For several weeks now we’ve had to get used to hearing that we’re living in uncertain times. Few of us can shake the uneasy and frightening feeling that so many things we took for granted before the pandemic could be coming to an end. Worse, we don’t know what awaits us on the other side.
In the meantime, all this uncertainty, anxiety, and fear is wearing us down. We’re tired of staying at home, of worrying about our next trip to the grocery store, of not getting to hug our friends.
And the fear and uncertainty itself is wearing us down with persistent and unanswerable questions. How many more people will lose their jobs? How many more people will die? Will it be me? My parents? My spouse? My child?
As mental health care providers, we know that this fear and uncertainty can compound symptoms of depression and anxiety. It can also cause people with no history of mental illness to lose their bearings.
We also know that it can, for many, be traumatic. It can overwhelm us in the short term. In the long term it can reshape the way we we perceive and interact with the world. That’s especially so when the thing many of us fear most happens—the loss of a loved one.
Iraq war veteran David J. Morris describes his experience with trauma in “The Evil Hours: A Biography of Post-Traumatic Stress Disorder.” He writes that major traumas are “both a death and a rebirth.”
“After trauma,” he says, “your mind works differently, and your body has been altered to the extent that an entire new understanding of it must be negotiated.”
Morris adds that we can’t make the memory of the trauma go away, but we can “work to contain the pain, draw a line around it, name it, domesticate it, and try to transform what lies on the other side of the line into a kind of knowledge, a knowledge of the mechanics of loss that might be put to use for future generations.”
In other words, even though traumatic events change us, they don’t have to destroy us. In my many decades as a mental health care provider, I have seen that humans have vast reserves of strength and resilience. I am confident that we can bring those qualities forth to help us withstand this pandemic.
We can start by acknowledging the trauma that many of us are experiencing (or may soon experience) is real. That it can create anxiety or make us depressed.
Mental health professionals have a number of coping strategies for challenges like this. They range from practicing meditation to exercising regularly to eating healthfully to getting therapy. I recommend them all to strengthen our bodies and our minds. I especially recommend strengthening our relationships with one another, checking in with each other, telling our friends and family that we love them and are there for them. Even if all this must take place by text, phone, or screen. Building and maintaining strong relationships is one of the keys to remaining resilient in the face of adversity.
I also believe we can find strength in our collective actions. For the moment we are socially isolated from one another, but we are also, paradoxically, acting as one to stop this disease. Billions of people across the world are staying at home for a common purpose, making a big sacrifice to protect their families, their neighbors, and people whose faces they’ve never seen. Doing what we can to protect ourselves and our communities gives us some degree of control over what seems like an uncontrollable situation. It also reminds us that the actions we’re taking are part of something larger than ourselves.

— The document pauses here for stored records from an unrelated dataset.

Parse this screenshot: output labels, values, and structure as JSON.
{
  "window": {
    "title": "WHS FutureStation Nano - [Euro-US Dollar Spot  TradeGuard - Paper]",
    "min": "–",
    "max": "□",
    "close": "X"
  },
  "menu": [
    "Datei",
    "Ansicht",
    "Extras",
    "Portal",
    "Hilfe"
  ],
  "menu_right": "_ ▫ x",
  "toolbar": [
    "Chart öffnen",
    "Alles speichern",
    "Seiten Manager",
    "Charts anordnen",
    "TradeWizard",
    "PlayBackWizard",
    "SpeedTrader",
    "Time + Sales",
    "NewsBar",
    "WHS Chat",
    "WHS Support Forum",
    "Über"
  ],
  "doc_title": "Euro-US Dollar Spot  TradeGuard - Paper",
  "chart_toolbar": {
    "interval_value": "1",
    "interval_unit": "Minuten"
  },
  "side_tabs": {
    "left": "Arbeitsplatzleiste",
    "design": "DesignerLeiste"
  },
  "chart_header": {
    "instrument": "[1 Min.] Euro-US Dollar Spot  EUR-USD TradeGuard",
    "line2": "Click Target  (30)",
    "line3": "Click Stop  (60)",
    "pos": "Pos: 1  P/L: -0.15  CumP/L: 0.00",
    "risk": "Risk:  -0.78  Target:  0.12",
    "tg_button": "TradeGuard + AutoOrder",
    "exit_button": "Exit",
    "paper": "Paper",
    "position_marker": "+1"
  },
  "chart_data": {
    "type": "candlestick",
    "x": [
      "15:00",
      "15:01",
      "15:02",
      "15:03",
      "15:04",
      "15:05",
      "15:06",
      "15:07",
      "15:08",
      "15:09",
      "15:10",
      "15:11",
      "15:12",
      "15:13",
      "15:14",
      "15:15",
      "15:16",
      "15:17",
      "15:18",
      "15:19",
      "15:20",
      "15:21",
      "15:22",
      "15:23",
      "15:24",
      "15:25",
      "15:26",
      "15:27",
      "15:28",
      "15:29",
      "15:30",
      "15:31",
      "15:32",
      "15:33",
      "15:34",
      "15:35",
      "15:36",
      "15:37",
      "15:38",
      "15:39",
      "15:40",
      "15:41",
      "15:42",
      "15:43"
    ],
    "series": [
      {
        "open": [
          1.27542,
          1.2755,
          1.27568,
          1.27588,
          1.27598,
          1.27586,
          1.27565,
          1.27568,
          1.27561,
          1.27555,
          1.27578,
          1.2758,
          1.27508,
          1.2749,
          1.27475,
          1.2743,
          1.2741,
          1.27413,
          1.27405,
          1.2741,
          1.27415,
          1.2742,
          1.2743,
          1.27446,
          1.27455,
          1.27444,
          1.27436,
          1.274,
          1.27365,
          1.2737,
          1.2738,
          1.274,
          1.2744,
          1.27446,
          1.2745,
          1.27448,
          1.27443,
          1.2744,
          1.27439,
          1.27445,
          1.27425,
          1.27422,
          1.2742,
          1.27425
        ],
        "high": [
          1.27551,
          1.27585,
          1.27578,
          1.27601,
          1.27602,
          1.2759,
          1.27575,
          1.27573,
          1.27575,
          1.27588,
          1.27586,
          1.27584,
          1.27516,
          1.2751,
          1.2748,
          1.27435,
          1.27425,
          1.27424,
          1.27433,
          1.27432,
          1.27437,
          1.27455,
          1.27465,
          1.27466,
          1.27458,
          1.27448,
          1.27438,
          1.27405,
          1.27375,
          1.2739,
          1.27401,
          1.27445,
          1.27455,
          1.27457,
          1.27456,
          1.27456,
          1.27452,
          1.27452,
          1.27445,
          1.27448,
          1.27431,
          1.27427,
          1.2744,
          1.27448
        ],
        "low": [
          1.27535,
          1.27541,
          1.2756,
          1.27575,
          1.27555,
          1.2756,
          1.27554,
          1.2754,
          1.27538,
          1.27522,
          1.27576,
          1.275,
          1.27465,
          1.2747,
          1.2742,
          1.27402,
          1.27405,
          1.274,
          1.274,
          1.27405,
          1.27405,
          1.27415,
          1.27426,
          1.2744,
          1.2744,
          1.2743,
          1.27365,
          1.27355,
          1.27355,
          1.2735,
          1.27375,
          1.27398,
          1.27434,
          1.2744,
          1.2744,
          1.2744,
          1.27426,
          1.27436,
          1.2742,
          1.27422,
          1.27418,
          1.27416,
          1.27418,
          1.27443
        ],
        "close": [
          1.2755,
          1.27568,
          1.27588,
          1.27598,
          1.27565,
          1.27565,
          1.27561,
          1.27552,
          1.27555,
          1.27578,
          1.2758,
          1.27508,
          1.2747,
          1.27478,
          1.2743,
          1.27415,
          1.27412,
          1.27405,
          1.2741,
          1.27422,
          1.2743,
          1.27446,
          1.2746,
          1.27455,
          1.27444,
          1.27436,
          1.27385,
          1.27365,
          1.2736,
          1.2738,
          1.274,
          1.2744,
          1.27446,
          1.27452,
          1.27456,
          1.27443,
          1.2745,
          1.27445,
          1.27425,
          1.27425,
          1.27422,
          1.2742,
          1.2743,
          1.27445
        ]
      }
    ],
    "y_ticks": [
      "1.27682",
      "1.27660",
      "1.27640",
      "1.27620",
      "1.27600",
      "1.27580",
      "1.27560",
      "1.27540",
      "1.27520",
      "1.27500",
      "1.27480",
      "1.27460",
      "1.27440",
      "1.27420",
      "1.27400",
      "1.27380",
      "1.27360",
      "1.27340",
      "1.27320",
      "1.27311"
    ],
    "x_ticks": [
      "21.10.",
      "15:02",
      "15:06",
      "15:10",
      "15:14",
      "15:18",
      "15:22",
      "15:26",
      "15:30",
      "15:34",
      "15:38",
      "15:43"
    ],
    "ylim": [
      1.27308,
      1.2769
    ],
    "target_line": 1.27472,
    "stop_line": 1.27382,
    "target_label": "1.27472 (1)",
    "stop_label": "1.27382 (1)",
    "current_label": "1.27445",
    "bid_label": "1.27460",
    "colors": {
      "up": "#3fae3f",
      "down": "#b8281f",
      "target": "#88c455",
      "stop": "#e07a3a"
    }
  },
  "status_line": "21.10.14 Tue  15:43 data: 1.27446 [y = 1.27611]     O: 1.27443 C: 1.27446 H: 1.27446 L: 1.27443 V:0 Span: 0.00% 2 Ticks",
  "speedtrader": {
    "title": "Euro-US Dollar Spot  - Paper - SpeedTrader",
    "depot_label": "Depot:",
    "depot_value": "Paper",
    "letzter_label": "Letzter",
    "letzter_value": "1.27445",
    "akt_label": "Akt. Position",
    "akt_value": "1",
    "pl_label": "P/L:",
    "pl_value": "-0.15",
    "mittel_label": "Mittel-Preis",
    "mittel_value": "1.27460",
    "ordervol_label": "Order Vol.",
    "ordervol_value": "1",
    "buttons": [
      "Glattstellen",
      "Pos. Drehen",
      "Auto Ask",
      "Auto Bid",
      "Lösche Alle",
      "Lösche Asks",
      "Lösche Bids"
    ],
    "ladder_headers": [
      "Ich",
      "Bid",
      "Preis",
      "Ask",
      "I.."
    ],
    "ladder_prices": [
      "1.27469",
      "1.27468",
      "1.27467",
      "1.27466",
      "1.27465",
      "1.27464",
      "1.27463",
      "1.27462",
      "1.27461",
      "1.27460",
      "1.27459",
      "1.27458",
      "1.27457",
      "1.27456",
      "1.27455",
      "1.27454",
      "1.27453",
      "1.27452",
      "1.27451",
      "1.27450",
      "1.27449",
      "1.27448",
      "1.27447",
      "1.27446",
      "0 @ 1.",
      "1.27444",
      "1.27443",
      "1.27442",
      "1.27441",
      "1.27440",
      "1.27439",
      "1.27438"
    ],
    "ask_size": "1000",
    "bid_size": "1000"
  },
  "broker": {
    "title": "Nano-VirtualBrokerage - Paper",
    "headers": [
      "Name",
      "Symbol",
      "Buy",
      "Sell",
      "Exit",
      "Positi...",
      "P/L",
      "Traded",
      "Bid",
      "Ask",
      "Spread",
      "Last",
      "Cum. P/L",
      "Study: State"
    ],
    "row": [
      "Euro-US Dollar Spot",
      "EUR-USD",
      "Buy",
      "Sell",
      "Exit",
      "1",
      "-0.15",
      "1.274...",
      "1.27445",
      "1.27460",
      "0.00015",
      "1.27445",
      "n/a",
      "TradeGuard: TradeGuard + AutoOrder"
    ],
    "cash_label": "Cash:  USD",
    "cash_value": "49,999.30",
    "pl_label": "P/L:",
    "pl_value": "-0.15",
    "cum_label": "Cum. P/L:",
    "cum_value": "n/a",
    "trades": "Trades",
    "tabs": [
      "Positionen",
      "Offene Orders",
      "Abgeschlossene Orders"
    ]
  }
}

And we can find strength in the heroic actions of our health and mental health care workers, our first responders, our grocery store workers, and others who are engaged in the essential work of healing and helping those who need it most. There are people out there putting their lives on the line to keep us safe. Their examples should inspire us to soldier on.
All these actions show us that we have the ability to adapt to other challenges that will come our way. If we can act collectively to protect ourselves from physical harm, I am confident that we can also act collectively to cope with the pain and trauma the COVID-19 outbreak is creating. And when we get to the other side of this pandemic, those hugs will be more important to us than they’ve ever been.